I have tried using 'new' for each node in the mylist vector but that gave me a compile error.

node* mylist[i] = new node; //what I tried
mylist[i]->val = i; 
mylist[i]->next = NULL;   

//error message
error: array must be initialized with a brace-enclosed initializer
node* mylist[i] = new node;

My code

class node
{
public:
    int val;
    node* next;
};

void create_LL(vector<node*>& mylist, int node_num)
{
    mylist.assign(node_num, NULL);

//create a set of nodes
    for (int i = 0; i < node_num; i++)
    {
        mylist[i]->val = i; //error happens here
        mylist[i]->next = NULL;
    }

... (relevant section of main() below)

int main(int argc, char ** argv)
{
    const int NODE_NUM = 3;
    vector<node*> mylist;
    create_LL(mylist, NODE_NUM);

The actual error shown is "Segmentation fault (core dumped)"
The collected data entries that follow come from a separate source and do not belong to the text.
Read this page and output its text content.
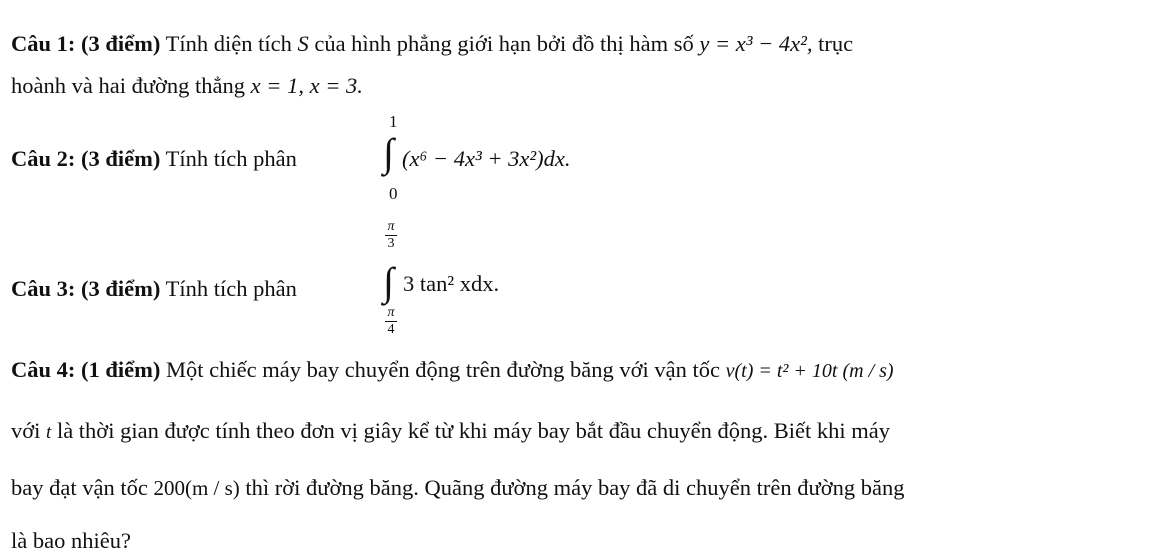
Câu 1: (3 điểm) Tính diện tích S của hình phẳng giới hạn bởi đồ thị hàm số y = x³ − 4x², trục
hoành và hai đường thẳng x = 1, x = 3.
Câu 2: (3 điểm) Tính tích phân
1
∫
0
(x⁶ − 4x³ + 3x²)dx.
Câu 3: (3 điểm) Tính tích phân
π
3
∫
π
4
3 tan² xdx.
Câu 4: (1 điểm) Một chiếc máy bay chuyển động trên đường băng với vận tốc v(t) = t² + 10t (m / s)
với t là thời gian được tính theo đơn vị giây kể từ khi máy bay bắt đầu chuyển động. Biết khi máy
bay đạt vận tốc 200(m / s) thì rời đường băng. Quãng đường máy bay đã di chuyển trên đường băng
là bao nhiêu?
When I print mylist right before the error line it shows

$1 = std::vector of length 3, capacity 3 = {0x0, 0x0, 0x0}

I am still learning c++ so I might be missing something really basic. I would really appreciate any help. Thanks!

Answer 1

For starters, it's better if you hide variables inside a class . If you're not going to, the convention is to use a struct . It's also good practice to provide some constructor in that case, and maybe with default values:

class node
{
    int val;
    node* next;
public:
    node(int v= 0, node* n= nullptr) : val(v), next(n) {}
};

Note the use of nullptr instead of NULL . Using the latter is a bad practice in c++.

The problem is that you can't use positions on a std::vector if they have not been allocated. When you do mylist[i]->val = i; you're in the lands of undefined behaviour.

You need first to push_back() or emplace_back() into a std::vector . So it's size() grows as it puts your data at the end (the back ) of the vector . You could also use other methods, like reserve() . While push_back() pushes node* elements on your list, emplace_back() would construct them in place with no copy (no difference with raw pointers, but you can use a vector<node> instead of vector<node*> which is more straightforward.

// create a set of nodes
void create_LL(vector<node>& mylist, int node_num)
{
    for (int i = 0; i < node_num; i++) {
        mylist.emplace_back(i, nullptr); // calls node::node(i, nullptr) and inserts it at the end of the vector
    }

or

// create a set of nodes
void create_LL(vector<node*>& mylist, int node_num)
{
    for (int i = 0; i < node_num; i++) {
        mylist.emplace_back(new node(i, nullptr));
    }